Si stava mettendo davvero male. Quella sorta di unanimismo della solidarietà che si era creato attorno a Charlie Hebdo aveva accomunato “tutte le persone di tutto il mondo” in modo indiscriminato e senza distinzioni. Come un cibo affatturato dal sapore dolciastro e farlocco. Inevitabile quando le emozioni sono, almeno apparentemente, formidabili.
Ovviamente non era e non poteva essere così. Siamo tutti Charlie Hebdo suonava strano (suona strano) perchè posticcio. Come ha mirabilmente spiegato Michele Serra, la satira non può essere “universale”, sennò non è più satira. Mentre la comicità può (e deve) essere compresa anche da un bambino un po’ scemo (Serra faceva l’esempio delle comiche di Stanlio e Ollio), la satira non solo segmenta per età e cultura, ma soprattutto richiede un accurato lavoro di decostruzione e contestualizzazione.

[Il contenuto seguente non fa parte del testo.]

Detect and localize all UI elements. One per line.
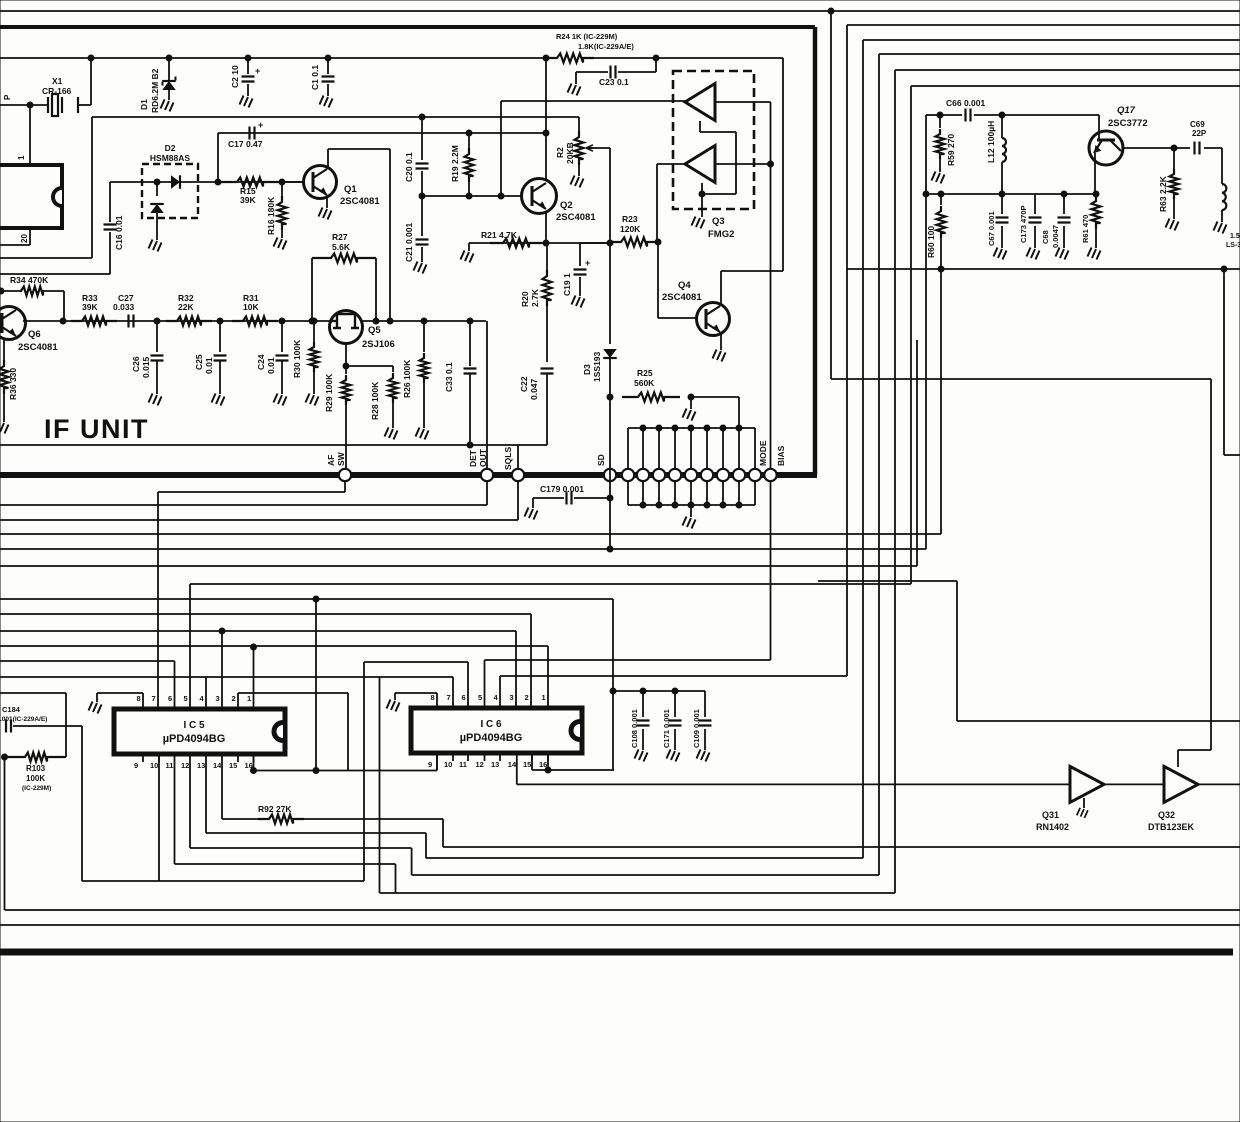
node x316 bottom bbox=[313, 768, 319, 774]
IC5 pin 12 number bbox=[181, 761, 189, 770]
wire R92 step bbox=[443, 819, 1240, 847]
node C27-C26 bbox=[154, 318, 160, 324]
label Q17 type bbox=[1108, 118, 1148, 129]
wire Q32 out bbox=[1198, 783, 1240, 785]
label Q5 bbox=[368, 325, 381, 336]
label FMG2 bbox=[708, 229, 734, 240]
wire IC6 pin9 drop bbox=[436, 761, 438, 771]
svg-text:Q1: Q1 bbox=[344, 184, 357, 195]
label C16 0.01 bbox=[114, 215, 124, 250]
wire nest v4 bbox=[878, 54, 880, 875]
label Q5 type bbox=[362, 339, 395, 350]
node R23 right bbox=[655, 239, 661, 245]
ground IC6 pin8 bbox=[387, 693, 438, 712]
svg-text:R30 100K: R30 100K bbox=[292, 339, 302, 378]
ground R59 bbox=[932, 172, 945, 184]
label R31 10K bbox=[243, 293, 259, 312]
svg-text:12: 12 bbox=[181, 761, 189, 770]
IC6 pin 9 number bbox=[428, 760, 432, 769]
label L12 100uH bbox=[986, 121, 996, 163]
node R63 top bbox=[1171, 145, 1177, 151]
ground Q1 bbox=[319, 208, 332, 220]
svg-text:C67 0.001: C67 0.001 bbox=[987, 211, 996, 246]
svg-text:Q3: Q3 bbox=[712, 216, 725, 227]
label RD6.2MB2 bbox=[150, 68, 160, 113]
label Q1 bbox=[344, 184, 357, 195]
ladder top node bbox=[656, 425, 662, 431]
label R61 470 bbox=[1081, 215, 1090, 243]
ground C67 bbox=[994, 248, 1007, 260]
wire Q1 emitter bbox=[326, 196, 328, 208]
node top rail x831 bbox=[828, 8, 834, 14]
IC6 pin 8 stub bbox=[436, 702, 438, 708]
capacitor C67 0.001 bbox=[996, 194, 1009, 248]
resistor R28 100K bbox=[389, 373, 398, 428]
ladder top node bbox=[640, 425, 646, 431]
wire x957 route bbox=[818, 581, 1240, 721]
node IC5p1 bbox=[251, 644, 257, 650]
svg-text:C173 470P: C173 470P bbox=[1019, 205, 1028, 243]
ground C108 bbox=[635, 750, 648, 762]
svg-text:1SS193: 1SS193 bbox=[592, 351, 602, 382]
wire DET OUT drop bbox=[486, 321, 488, 469]
label R59 270 bbox=[946, 134, 956, 166]
wire IC6 pin15-16 row bbox=[532, 753, 614, 770]
IC6 pin 12 number bbox=[476, 760, 484, 769]
label R20 2.7K bbox=[520, 288, 540, 307]
IC5 pin 9 number bbox=[134, 761, 138, 770]
label R103 val bbox=[26, 774, 45, 783]
bottom border line (thick) bbox=[0, 949, 1233, 956]
svg-text:0.015: 0.015 bbox=[141, 356, 151, 378]
wire nest v1 bbox=[830, 11, 832, 379]
wire nest h5 bbox=[895, 69, 1240, 71]
ground R21 bbox=[461, 243, 474, 263]
svg-text:C26: C26 bbox=[131, 356, 141, 372]
IC6 pin 16 number bbox=[539, 760, 547, 769]
label D2 bbox=[165, 143, 176, 153]
svg-text:SQLS: SQLS bbox=[503, 447, 513, 470]
svg-text:D2: D2 bbox=[165, 143, 176, 153]
svg-text:MODE: MODE bbox=[758, 440, 768, 466]
capacitor C66 0.001 bbox=[966, 109, 971, 122]
svg-text:R61 470: R61 470 bbox=[1081, 215, 1090, 243]
svg-text:22P: 22P bbox=[1192, 129, 1207, 138]
node y269 x1224 bbox=[1221, 266, 1227, 272]
IC5 pin 4 stub bbox=[205, 703, 207, 709]
svg-text:0.0047: 0.0047 bbox=[1051, 225, 1060, 248]
node C171 bbox=[672, 688, 678, 694]
svg-text:R34 470K: R34 470K bbox=[10, 275, 49, 285]
svg-text:+: + bbox=[585, 258, 590, 268]
label Q2 bbox=[560, 200, 573, 211]
capacitor C33 0.1 bbox=[464, 321, 477, 445]
wire nest v3 bbox=[862, 40, 864, 858]
label C23 0.1 bbox=[599, 77, 629, 87]
node R103 left bbox=[2, 754, 8, 760]
label R28 100K bbox=[370, 381, 380, 420]
ladder top rail bbox=[628, 427, 755, 429]
node D2 bbox=[154, 179, 160, 185]
IC6 pin 11 stub bbox=[467, 753, 469, 761]
label C173 470P bbox=[1019, 205, 1028, 243]
label R29 100K bbox=[324, 373, 334, 412]
label C19 1 bbox=[562, 273, 572, 296]
IC6 pin 14 number bbox=[508, 760, 517, 769]
svg-text:C16 0.01: C16 0.01 bbox=[114, 215, 124, 250]
ground IC5 pin8 bbox=[89, 693, 144, 714]
IC5 pin 6 number bbox=[168, 694, 172, 703]
svg-text:R24 1K (IC-229M): R24 1K (IC-229M) bbox=[556, 32, 618, 41]
terminal ladder bbox=[717, 469, 729, 481]
svg-text:DTB123EK: DTB123EK bbox=[1148, 822, 1195, 832]
terminal ladder bbox=[637, 469, 649, 481]
wire Q2 base row y196 bbox=[422, 195, 522, 197]
ground Q3 bbox=[692, 194, 705, 229]
wire top rail full width bbox=[0, 10, 1240, 12]
pin 20 stub left IC bbox=[0, 228, 30, 245]
IC5 pin 7 number bbox=[152, 694, 156, 703]
svg-text:RD6.2M B2: RD6.2M B2 bbox=[150, 68, 160, 113]
wire SQLS line y520 bbox=[0, 481, 518, 520]
IC6 pin 5 stub bbox=[484, 702, 486, 708]
ladder top node bbox=[672, 425, 678, 431]
label IC6 bbox=[480, 719, 502, 730]
terminal ladder bbox=[701, 469, 713, 481]
resistor R24 1K bbox=[546, 54, 594, 63]
svg-text:R2: R2 bbox=[555, 147, 565, 158]
svg-text:C184: C184 bbox=[2, 705, 21, 714]
capacitor C108 0.001 bbox=[637, 691, 650, 750]
wire bus y646 bbox=[0, 646, 548, 703]
IC5 pin 3 stub bbox=[221, 703, 223, 709]
label Q2 type bbox=[556, 212, 596, 223]
wire bus y631 bbox=[0, 631, 516, 703]
node x926 y194 bbox=[923, 191, 929, 197]
label IC5 bbox=[183, 720, 205, 731]
label C20 0.1 bbox=[404, 152, 414, 182]
wire IC6p4 y676 bbox=[500, 676, 847, 703]
inductor L12 100uH bbox=[1002, 115, 1006, 194]
IC5 pin 15 number bbox=[229, 761, 237, 770]
terminal ladder bbox=[653, 469, 665, 481]
terminal DET OUT bbox=[481, 469, 493, 481]
zener diode D1 RD6.2MB2 bbox=[162, 58, 176, 100]
node IC5p3 bbox=[219, 628, 225, 634]
svg-text:13: 13 bbox=[197, 761, 205, 770]
wire x501 up bbox=[500, 101, 502, 196]
svg-text:C23 0.1: C23 0.1 bbox=[599, 77, 629, 87]
label Q6 bbox=[28, 329, 41, 340]
svg-text:9: 9 bbox=[134, 761, 138, 770]
label L13 bbox=[1226, 233, 1240, 249]
label R36 330 bbox=[8, 368, 18, 400]
wire nest v6 bbox=[910, 86, 912, 584]
label R24 1K (IC-229M) bbox=[556, 32, 618, 41]
IF unit bottom bus (thick) bbox=[0, 472, 817, 478]
ground R61 bbox=[1088, 248, 1101, 260]
node C17-D2 bbox=[215, 179, 221, 185]
svg-text:2SC4081: 2SC4081 bbox=[556, 212, 596, 223]
IC5 pin 13 stub bbox=[205, 754, 207, 762]
svg-text:22K: 22K bbox=[178, 302, 194, 312]
IC5 pin 3 number bbox=[216, 694, 220, 703]
ladder rung 1 bbox=[627, 428, 629, 505]
svg-text:R19 2.2M: R19 2.2M bbox=[450, 145, 460, 182]
svg-text:12: 12 bbox=[476, 760, 484, 769]
svg-text:X1: X1 bbox=[52, 76, 63, 86]
label R92 27K bbox=[258, 804, 292, 814]
wire x364 drop bbox=[363, 662, 365, 881]
wire R2 wiper bbox=[593, 148, 610, 243]
wire nest h3 bbox=[863, 39, 1240, 41]
resistor R30 100K bbox=[310, 321, 319, 394]
node Q1 coll - Q5 drain bbox=[387, 318, 393, 324]
svg-text:2: 2 bbox=[525, 693, 529, 702]
IC5 pin 8 number bbox=[137, 694, 141, 703]
svg-text:R103: R103 bbox=[26, 764, 46, 773]
svg-text:µPD4094BG: µPD4094BG bbox=[460, 732, 523, 744]
capacitor C21 0.001 bbox=[416, 196, 429, 262]
svg-text:R60 100: R60 100 bbox=[926, 226, 936, 258]
node rail-R24 bbox=[543, 55, 549, 61]
label C17 0.47 bbox=[228, 139, 263, 149]
resistor R36 330 bbox=[0, 339, 9, 422]
amp A (top, Q3) bbox=[685, 84, 715, 121]
label R60 100 bbox=[926, 226, 936, 258]
wire Q1 collector loop bbox=[328, 149, 390, 321]
resistor R27 5.6K bbox=[312, 254, 376, 322]
svg-text:20: 20 bbox=[20, 234, 29, 243]
svg-text:Q6: Q6 bbox=[28, 329, 41, 340]
ground C21 bbox=[414, 262, 427, 274]
IC6 pin 13 stub bbox=[499, 753, 501, 761]
svg-text:R26 100K: R26 100K bbox=[402, 359, 412, 398]
label SD bbox=[596, 454, 606, 466]
svg-text:100K: 100K bbox=[26, 774, 45, 783]
label 5.6K bbox=[332, 242, 351, 252]
wire IC6 pin5 y660 bbox=[484, 660, 486, 702]
wire IC5 pin16 row bbox=[254, 754, 438, 771]
svg-text:I C 5: I C 5 bbox=[183, 720, 205, 731]
svg-text:3: 3 bbox=[216, 694, 220, 703]
IC6 pin 6 stub bbox=[467, 702, 469, 708]
resistor R63 2.2K bbox=[1170, 148, 1179, 219]
IC5 pin 7 stub bbox=[157, 703, 159, 709]
label C68 0.0047 bbox=[1041, 225, 1060, 248]
ground ladder bbox=[683, 505, 696, 529]
node IC5 pin16 bbox=[251, 768, 257, 774]
svg-text:6: 6 bbox=[168, 694, 172, 703]
IC6 pin 15 stub bbox=[531, 753, 533, 761]
ground Q4 bbox=[713, 350, 726, 362]
resistor R60 100 bbox=[937, 194, 946, 269]
node R27 left bbox=[309, 318, 315, 324]
ground C109 bbox=[697, 750, 710, 762]
label Q32 bbox=[1158, 810, 1175, 820]
IC6 pin 1 stub bbox=[547, 702, 549, 708]
amp B (bottom, Q3) bbox=[685, 146, 715, 183]
IC5 pin 2 stub bbox=[237, 703, 239, 709]
svg-text:C179 0.001: C179 0.001 bbox=[540, 484, 584, 494]
label R32 22K bbox=[178, 293, 194, 312]
terminal ladder bbox=[622, 469, 634, 481]
capacitor C173 470P bbox=[1029, 194, 1042, 248]
svg-text:11: 11 bbox=[166, 761, 174, 770]
node D3-R25-SD bbox=[607, 394, 613, 400]
wire IC5p1 drop bbox=[253, 647, 255, 703]
capacitor C184 .001 bbox=[6, 720, 82, 882]
svg-text:9: 9 bbox=[428, 760, 432, 769]
ground C1 bbox=[320, 96, 333, 108]
wire nest v5 bbox=[894, 70, 896, 893]
wire X1 up leg bbox=[90, 58, 92, 105]
label R26 100K bbox=[402, 359, 412, 398]
IC5 pin 14 stub bbox=[221, 754, 223, 762]
node R61 top bbox=[1093, 191, 1099, 197]
svg-text:2.7K: 2.7K bbox=[530, 288, 540, 307]
capacitor C22 0.047 bbox=[541, 369, 554, 446]
label IF UNIT bbox=[44, 414, 149, 444]
wire inner bottom y258 to edge bbox=[0, 257, 92, 259]
resistor R103 100K bbox=[6, 753, 66, 762]
svg-text:11: 11 bbox=[459, 760, 467, 769]
transistor Q2 2SC4081 bbox=[522, 179, 557, 214]
ground D1 bbox=[161, 100, 174, 112]
label R25 560K bbox=[634, 368, 655, 388]
svg-text:µPD4094BG: µPD4094BG bbox=[163, 733, 226, 745]
terminal SD bbox=[604, 469, 616, 481]
resistor R15 39K bbox=[218, 178, 282, 187]
svg-text:2SC4081: 2SC4081 bbox=[662, 292, 702, 303]
wire nest v2 bbox=[846, 25, 848, 676]
svg-text:R21 4.7K: R21 4.7K bbox=[481, 230, 518, 240]
node Q5 source bbox=[343, 363, 349, 369]
IC5 pin 11 stub bbox=[174, 754, 176, 762]
ladder top node bbox=[720, 425, 726, 431]
svg-text:C1 0.1: C1 0.1 bbox=[310, 65, 320, 90]
node R32-C25 bbox=[217, 318, 223, 324]
wire IC5p3 drop bbox=[221, 631, 223, 703]
svg-text:D1: D1 bbox=[139, 99, 149, 110]
svg-text:6: 6 bbox=[462, 693, 466, 702]
IC5 pin 16 number bbox=[245, 761, 253, 770]
label Q4 bbox=[678, 280, 691, 291]
node Q2em y243 bbox=[543, 240, 549, 246]
Q3 FMG2 dashed box bbox=[673, 71, 754, 209]
svg-text:C69: C69 bbox=[1190, 120, 1205, 129]
label C108 0.001 bbox=[630, 709, 639, 748]
transistor Q17 2SC3772 bbox=[1089, 131, 1123, 165]
svg-text:R23: R23 bbox=[622, 214, 638, 224]
node rail-X1 bbox=[88, 55, 94, 61]
wire Q4 collector bbox=[721, 58, 783, 305]
ground L13 bbox=[1214, 222, 1227, 234]
svg-text:LS-3: LS-3 bbox=[1226, 242, 1240, 249]
svg-text:5: 5 bbox=[478, 693, 482, 702]
label R21 4.7K bbox=[481, 230, 518, 240]
svg-text:20KB: 20KB bbox=[565, 142, 575, 164]
ground C24 bbox=[274, 394, 287, 406]
svg-text:SD: SD bbox=[596, 454, 606, 466]
svg-text:5.6K: 5.6K bbox=[332, 242, 351, 252]
label CR-166 bbox=[42, 86, 72, 96]
label C26 0.015 bbox=[131, 356, 151, 378]
wire v x926 bbox=[925, 115, 927, 549]
IC5 pin 16 stub bbox=[253, 754, 255, 762]
wire IC6 pin14 line bbox=[517, 761, 1070, 784]
node SD y549 bbox=[607, 546, 613, 552]
svg-text:10: 10 bbox=[444, 760, 452, 769]
resistor R32 22K bbox=[166, 317, 212, 326]
ground R28 bbox=[385, 428, 398, 440]
svg-text:P: P bbox=[3, 94, 12, 100]
IC6 pin 2 number bbox=[525, 693, 529, 702]
label R15 bbox=[240, 186, 256, 196]
node C33 top bbox=[467, 318, 473, 324]
label SQLS bbox=[503, 447, 513, 470]
svg-text:D3: D3 bbox=[582, 364, 592, 375]
node R15-R16 bbox=[279, 179, 285, 185]
wire C66 mid bbox=[940, 114, 1002, 116]
capacitor C68 0.0047 bbox=[1058, 194, 1071, 248]
IC (partial, left edge) body bbox=[0, 165, 62, 228]
wire out y269 bbox=[846, 268, 1240, 270]
wire bus y566 bbox=[0, 565, 917, 567]
resistor R21 4.7K bbox=[490, 239, 542, 248]
IC5 pin 13 number bbox=[197, 761, 205, 770]
IC6 pin 10 stub bbox=[452, 753, 454, 761]
svg-text:Q17: Q17 bbox=[1117, 105, 1136, 116]
ground R2 bbox=[571, 176, 584, 188]
label R19 2.2M bbox=[450, 145, 460, 182]
wire R16 to Q1 bbox=[282, 181, 304, 183]
resistor R31 10K bbox=[232, 317, 278, 326]
label BIAS bbox=[776, 445, 786, 466]
wire DET OUT line y505 bbox=[0, 481, 487, 505]
svg-text:120K: 120K bbox=[620, 224, 641, 234]
label C22 0.047 bbox=[519, 376, 539, 400]
svg-text:SW: SW bbox=[336, 451, 346, 466]
capacitor C179 0.001 bbox=[525, 492, 611, 520]
label C179 0.001 bbox=[540, 484, 584, 494]
label D1 bbox=[139, 99, 149, 110]
IC5 pin 10 stub bbox=[158, 754, 160, 762]
capacitor C24 0.01 bbox=[276, 321, 289, 394]
transistor Q1 2SC4081 bbox=[304, 166, 337, 199]
svg-text:R27: R27 bbox=[332, 232, 348, 242]
wire Q4 base bbox=[658, 242, 696, 318]
label C24 0.01 bbox=[256, 354, 276, 374]
label D3 1SS193 bbox=[582, 351, 602, 382]
resistor R19 2.2M bbox=[465, 133, 474, 196]
label Q31 bbox=[1042, 810, 1059, 820]
wire R24 right bbox=[594, 57, 656, 59]
ground Q31 bbox=[1077, 798, 1088, 818]
wire v x917 bbox=[916, 340, 918, 566]
svg-text:3: 3 bbox=[510, 693, 514, 702]
svg-text:(IC-229M): (IC-229M) bbox=[22, 785, 51, 792]
label Q6 type bbox=[18, 342, 58, 353]
svg-text:I C 6: I C 6 bbox=[480, 719, 502, 730]
node y599 x316 bbox=[313, 596, 319, 602]
ladder bottom node bbox=[656, 502, 662, 508]
label Q3 bbox=[712, 216, 725, 227]
IC6 pin 6 number bbox=[462, 693, 466, 702]
buffer Q32 DTB123EK bbox=[1164, 766, 1198, 802]
wire inner top y117 bbox=[92, 116, 579, 118]
node Q2 coll - C17 bbox=[543, 130, 549, 136]
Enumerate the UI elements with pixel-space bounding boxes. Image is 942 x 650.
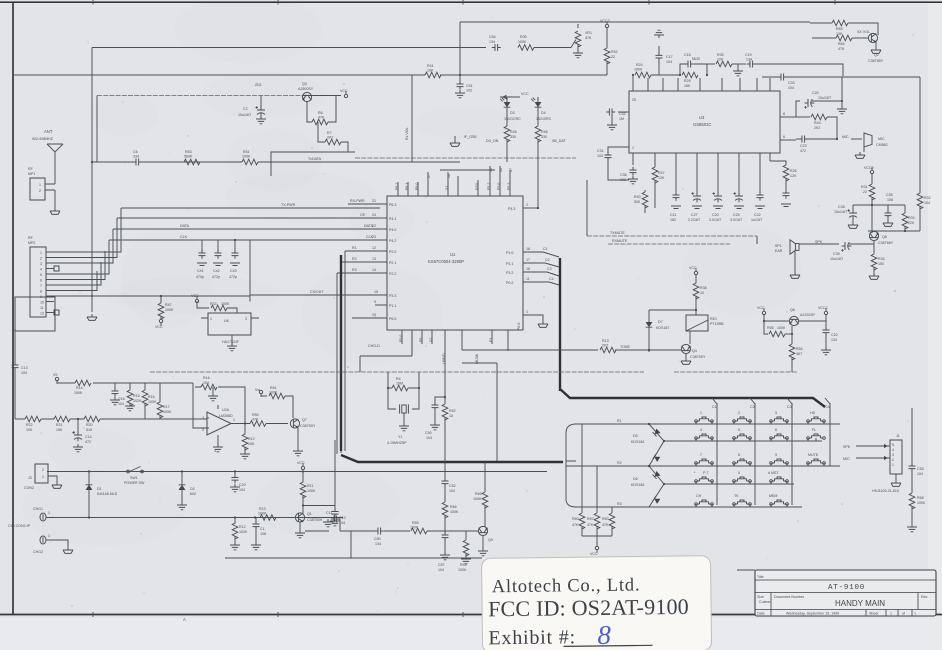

Il comico è pop, la satira è aristò. Se il comico è Masscult per riprendere la felice definizione di Dwight Macdonald o, peggio, Midcult (ovvero la “cultura media” che elabora prodotti d’intrattenimento fondamentalmente Kitsch prendendo in prestito gli stilemi dell’avanguardia; secondo MacDonald, esempi di Midcult sono Rostand, l’ultimo Hemingway, Thorton Wilder…) la satira non può che essere o cultura alta oppure, come nel caso del Vernacoliere, cultura popolare nel senso più nobile del termine, quello per intenderci di Antonio Gramsci.
La satira è cattiva, graffiante, sgraziata. Maleducata, volgare, blasfema. Può piacere o disgustare, ma richiede – sempre – conoscenza delle cose, dei fatti, delle dichiarazioni. Chi non legge i giornali rischia di non comprendere una vignetta, anche quelle geniali e costumatissime di Altan, per fare un esempio; una vignetta quando funziona è un editoriale visivo che arriva dritto in pancia e in testa come un sorso di liquore forte.
La satira richiede erudizione e libertà di pensiero. Se sono ignorante, se sono un credente un po’ bigotto, oppure un funzionario sciocchino del PCI negli anni ’50, è ovvio che non capirò/non gradirò una beata mazza. La comicità è uno che inciampa, cade e si spiaccica sulla faccia la torta che stava portando in tavola. Stop. La satira è una cosa spesso cattiva (ma non necessariamente) che mette a nudo le falsità del potere, le ipocrisie dei potenti, le meschinità dei celebri che se la tirano, che fingono, che posano: Depardieu che chiede la cittadinanza russa per non pagare le tasse, gli snobismi scemi della Carlà Bruni in Sarkozy, Hollande col casco in testa e il pisello (piccolo) fuori dalla patta… La satira quando funziona fa ridere svelando una verità. La comicità fa ridere (se fa ridere) e basta.
Tornando al gravissimo rischio che stava correndo Charlie – ma quant’è buono, ma quant’è bello il catarro del cammello! – grazie al cielo, è il caso di dirlo, è arrivato il selfie di Francesco. Dall’alto dei cieli in volo verso le Filippine, il Papa ha dichiarato che – certo – non si ammazza in nome di Dio. Ma se uno offende la mamma (la sua, la nostra, entrambe?) è lecito che si attenda un pugno.
La mamma, la più grande istituzione che la cultura giudaico-cristiana abbia mai creato. Toccami tutto, ragazzo latino, ma la mamma, la mamma no!
Così Francesco, comunicatore pop che neanche Matteo Salvini, in un colpo compie ben tre miracoli: attualizza il Vangelo (l’altra guancia da porgere sparita) salva l’onore dei vignettisti e crea una nuova categoria del genere “se la sono cercata”.
Se ammazzarli è troppo, diciamo che un sacco di legnate i Charlie anarco-libertini se le meritavano?